Phillips Exeter Students Collaborate on CWI’s New Digital Initiative

CWI’s new digital history project, “Killed at Gettysburg,” is bringing together Gettysburg College students and high school students from Phillips Exeter Academy in collaborative research and shared exploration. The project, which officially launched this spring, is devoted to exploring the individual stories of soldiers killed at Gettysburg: recovering their family backgrounds and various reasons for fighting, tracing their final footsteps in battle using digital mapping technology, and exploring the impact of their deaths on their families and communities, as well the battlefield’s emerging commemorative landscape. Through focused research into individual soldiers’ experiences of war, "Killed at Gettysburg" addresses broader historical questions such as soldier motivation, Victorians’ evolving conceptions of death, 19th-century notions of manhood, bravery, and cowardice, familial relationships, and the shaping of historical memory through commemorative landscapes.

A team of three CWI Fellows and seven first-year student volunteers have been working on this project all year, delving deeply into the records housed in the Gettysburg National Military Park library and traveling to the National Archives to view the Compiled Military Service Records and Widow’s Pensions of soldiers who fought and died on the fields surrounding campus. Students enrolled in a Civil War class at Phillips Exeter have likewise been devoting much of their time this year to researching the formation and battle experiences of the 5th New Hampshire and 20th Maine. In early March, the students, accompanied by their professor, Kent McConnell, made their own research trip to the National Archives to access Compiled Military Service Records and Widow’s Pensions associated with the regiments. CWI Director Peter Carmichael met the group in Washington, DC to help them navigate the Archives.

The Exeter students spent the following three days in Gettysburg, culling through regimental files at the Gettysburg National Military Park library, touring the battlefield with Peter Carmichael and CWI’s student fellows Abby Cocco '19 and Ryan Bilger '19, and participating in project workshops and IT tutorials led by CWI’s Assistant Director, Ashley Whitehead Luskey and a small group of CWI Fellows who served as project mentors for the week.
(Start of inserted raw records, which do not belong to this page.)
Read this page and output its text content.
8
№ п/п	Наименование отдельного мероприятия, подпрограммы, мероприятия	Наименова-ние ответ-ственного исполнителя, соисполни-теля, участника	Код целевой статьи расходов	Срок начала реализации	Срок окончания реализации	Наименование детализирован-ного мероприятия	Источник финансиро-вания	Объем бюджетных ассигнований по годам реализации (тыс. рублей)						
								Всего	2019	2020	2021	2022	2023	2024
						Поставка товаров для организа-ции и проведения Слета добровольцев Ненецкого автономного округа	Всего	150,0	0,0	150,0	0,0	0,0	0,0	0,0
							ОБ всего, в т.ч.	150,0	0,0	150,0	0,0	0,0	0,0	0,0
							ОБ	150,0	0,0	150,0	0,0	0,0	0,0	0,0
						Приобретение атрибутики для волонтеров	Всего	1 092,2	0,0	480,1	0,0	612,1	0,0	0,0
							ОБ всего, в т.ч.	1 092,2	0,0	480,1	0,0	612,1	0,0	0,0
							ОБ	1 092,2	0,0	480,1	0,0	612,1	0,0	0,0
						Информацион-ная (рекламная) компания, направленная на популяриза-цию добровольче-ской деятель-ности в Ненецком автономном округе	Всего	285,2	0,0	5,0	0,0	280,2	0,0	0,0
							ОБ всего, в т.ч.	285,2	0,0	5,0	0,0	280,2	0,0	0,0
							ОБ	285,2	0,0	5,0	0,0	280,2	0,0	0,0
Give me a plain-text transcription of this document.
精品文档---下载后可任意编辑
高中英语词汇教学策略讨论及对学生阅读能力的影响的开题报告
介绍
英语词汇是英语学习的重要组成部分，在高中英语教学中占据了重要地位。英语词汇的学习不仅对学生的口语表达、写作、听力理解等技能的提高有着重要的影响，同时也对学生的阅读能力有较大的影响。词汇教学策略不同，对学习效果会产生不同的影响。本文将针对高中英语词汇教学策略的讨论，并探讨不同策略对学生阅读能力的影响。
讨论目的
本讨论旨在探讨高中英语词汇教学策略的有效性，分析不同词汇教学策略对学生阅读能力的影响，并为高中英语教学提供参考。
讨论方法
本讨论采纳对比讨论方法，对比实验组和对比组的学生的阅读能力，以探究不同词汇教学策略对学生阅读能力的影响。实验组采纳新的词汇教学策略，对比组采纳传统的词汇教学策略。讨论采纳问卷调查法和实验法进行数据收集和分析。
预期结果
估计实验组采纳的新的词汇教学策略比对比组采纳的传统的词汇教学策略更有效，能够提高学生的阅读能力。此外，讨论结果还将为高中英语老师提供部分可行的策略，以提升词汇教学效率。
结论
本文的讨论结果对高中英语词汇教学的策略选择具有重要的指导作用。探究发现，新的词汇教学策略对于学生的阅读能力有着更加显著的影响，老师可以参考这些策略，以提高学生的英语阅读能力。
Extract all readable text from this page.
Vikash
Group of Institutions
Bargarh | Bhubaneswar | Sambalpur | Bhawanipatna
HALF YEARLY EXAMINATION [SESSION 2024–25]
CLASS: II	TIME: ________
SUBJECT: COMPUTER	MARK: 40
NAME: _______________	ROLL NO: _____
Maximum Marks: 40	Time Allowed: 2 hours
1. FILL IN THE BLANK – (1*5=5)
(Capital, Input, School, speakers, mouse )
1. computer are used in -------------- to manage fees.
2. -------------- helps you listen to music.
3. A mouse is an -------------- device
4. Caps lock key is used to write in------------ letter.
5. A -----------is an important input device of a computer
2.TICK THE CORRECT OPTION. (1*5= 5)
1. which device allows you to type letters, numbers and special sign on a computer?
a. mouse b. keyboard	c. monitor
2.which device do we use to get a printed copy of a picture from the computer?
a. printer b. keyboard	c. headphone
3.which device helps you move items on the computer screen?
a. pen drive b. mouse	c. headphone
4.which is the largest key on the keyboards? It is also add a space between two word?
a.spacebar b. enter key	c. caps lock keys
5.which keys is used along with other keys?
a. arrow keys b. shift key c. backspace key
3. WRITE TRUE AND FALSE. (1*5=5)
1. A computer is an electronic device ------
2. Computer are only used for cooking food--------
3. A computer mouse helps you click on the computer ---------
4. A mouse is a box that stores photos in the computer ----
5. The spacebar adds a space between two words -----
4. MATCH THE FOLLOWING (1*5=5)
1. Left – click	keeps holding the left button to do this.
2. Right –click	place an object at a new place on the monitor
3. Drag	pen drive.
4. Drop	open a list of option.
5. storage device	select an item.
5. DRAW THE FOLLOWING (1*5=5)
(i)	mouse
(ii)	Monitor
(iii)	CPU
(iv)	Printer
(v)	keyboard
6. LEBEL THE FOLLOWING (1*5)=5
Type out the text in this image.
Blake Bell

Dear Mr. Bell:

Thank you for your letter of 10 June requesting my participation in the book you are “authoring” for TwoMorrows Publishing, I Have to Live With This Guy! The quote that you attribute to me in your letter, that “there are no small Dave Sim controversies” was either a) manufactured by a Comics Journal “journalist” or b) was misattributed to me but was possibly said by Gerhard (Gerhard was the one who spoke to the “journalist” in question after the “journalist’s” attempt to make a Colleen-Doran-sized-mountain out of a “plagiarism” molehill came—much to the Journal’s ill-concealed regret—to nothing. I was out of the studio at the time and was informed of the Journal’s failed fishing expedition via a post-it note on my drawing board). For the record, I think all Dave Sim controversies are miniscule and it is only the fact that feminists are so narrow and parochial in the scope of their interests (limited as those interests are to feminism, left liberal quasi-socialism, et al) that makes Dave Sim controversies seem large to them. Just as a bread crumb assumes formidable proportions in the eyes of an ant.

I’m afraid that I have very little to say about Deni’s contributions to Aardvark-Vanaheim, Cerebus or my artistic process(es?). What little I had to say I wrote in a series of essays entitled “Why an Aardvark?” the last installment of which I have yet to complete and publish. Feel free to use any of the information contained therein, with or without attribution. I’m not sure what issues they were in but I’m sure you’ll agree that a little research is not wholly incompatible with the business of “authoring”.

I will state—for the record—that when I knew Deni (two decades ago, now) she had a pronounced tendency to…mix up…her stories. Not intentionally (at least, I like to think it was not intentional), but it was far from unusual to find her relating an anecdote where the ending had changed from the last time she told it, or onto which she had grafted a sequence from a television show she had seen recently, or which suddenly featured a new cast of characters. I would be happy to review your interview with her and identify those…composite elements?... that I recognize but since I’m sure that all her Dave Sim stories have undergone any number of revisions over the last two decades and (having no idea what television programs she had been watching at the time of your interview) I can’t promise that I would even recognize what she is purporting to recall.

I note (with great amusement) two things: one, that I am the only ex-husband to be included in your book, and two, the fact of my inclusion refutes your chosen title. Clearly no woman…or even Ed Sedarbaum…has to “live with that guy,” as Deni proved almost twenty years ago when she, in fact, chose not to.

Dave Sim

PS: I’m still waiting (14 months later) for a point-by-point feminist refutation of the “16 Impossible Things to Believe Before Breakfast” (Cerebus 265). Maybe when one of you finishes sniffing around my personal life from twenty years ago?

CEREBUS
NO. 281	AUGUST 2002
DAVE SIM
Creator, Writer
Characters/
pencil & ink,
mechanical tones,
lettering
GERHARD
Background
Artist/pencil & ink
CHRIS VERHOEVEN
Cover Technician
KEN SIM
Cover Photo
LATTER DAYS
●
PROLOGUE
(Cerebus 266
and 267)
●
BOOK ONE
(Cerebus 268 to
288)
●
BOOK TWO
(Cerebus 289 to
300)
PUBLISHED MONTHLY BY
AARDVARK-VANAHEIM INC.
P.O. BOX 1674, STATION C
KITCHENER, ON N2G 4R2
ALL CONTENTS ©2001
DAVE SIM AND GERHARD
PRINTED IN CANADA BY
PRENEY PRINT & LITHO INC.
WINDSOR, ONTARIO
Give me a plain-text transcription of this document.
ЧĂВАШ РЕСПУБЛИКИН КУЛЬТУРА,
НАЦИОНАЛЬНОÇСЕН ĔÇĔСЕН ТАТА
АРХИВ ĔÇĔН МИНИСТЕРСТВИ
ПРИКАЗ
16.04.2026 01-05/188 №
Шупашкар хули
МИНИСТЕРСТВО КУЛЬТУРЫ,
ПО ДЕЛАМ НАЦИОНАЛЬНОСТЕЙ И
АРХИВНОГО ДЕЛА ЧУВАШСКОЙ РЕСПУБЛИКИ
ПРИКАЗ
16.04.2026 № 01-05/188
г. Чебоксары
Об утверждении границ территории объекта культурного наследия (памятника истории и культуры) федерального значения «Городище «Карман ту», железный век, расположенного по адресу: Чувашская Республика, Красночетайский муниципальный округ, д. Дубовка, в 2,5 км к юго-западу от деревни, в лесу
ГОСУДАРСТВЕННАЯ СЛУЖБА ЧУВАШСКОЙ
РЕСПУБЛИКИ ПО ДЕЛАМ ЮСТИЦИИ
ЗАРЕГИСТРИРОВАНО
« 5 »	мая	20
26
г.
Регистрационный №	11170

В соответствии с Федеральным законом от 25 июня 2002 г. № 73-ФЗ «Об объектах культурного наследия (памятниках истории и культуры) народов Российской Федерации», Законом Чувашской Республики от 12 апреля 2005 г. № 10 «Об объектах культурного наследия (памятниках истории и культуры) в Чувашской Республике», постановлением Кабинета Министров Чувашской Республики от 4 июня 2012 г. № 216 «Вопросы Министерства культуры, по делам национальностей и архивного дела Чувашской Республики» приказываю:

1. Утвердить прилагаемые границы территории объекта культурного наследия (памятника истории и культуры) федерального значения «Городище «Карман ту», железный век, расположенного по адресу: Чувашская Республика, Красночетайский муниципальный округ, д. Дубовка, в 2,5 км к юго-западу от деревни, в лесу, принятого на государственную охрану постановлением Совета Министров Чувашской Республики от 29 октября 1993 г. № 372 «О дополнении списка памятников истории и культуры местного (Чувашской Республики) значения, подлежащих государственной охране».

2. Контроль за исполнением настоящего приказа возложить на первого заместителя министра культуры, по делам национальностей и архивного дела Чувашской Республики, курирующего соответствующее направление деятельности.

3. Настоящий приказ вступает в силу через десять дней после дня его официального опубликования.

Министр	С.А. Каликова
Armed with their expanded research, site-specific knowledge, and mentorship from project “veterans,” the Exeter students ultimately will produce several new soldier profiles that will be published on the KAG website. CWI and Exeter hope to continue to expand this digital initiative further in the months and years to come.  

Phillips Exeter Academy was founded in 1781 by John Phillips, who believed every student should have access to an education that embraces the ideals of both goodness and knowledge. Now a co-educational residential school with more than 1,000 high school students from the U.S. and 33 foreign countries, Exeter has a centuries-old tradition of academic excellence and a commitment to empowering Exonians to find their place in the world.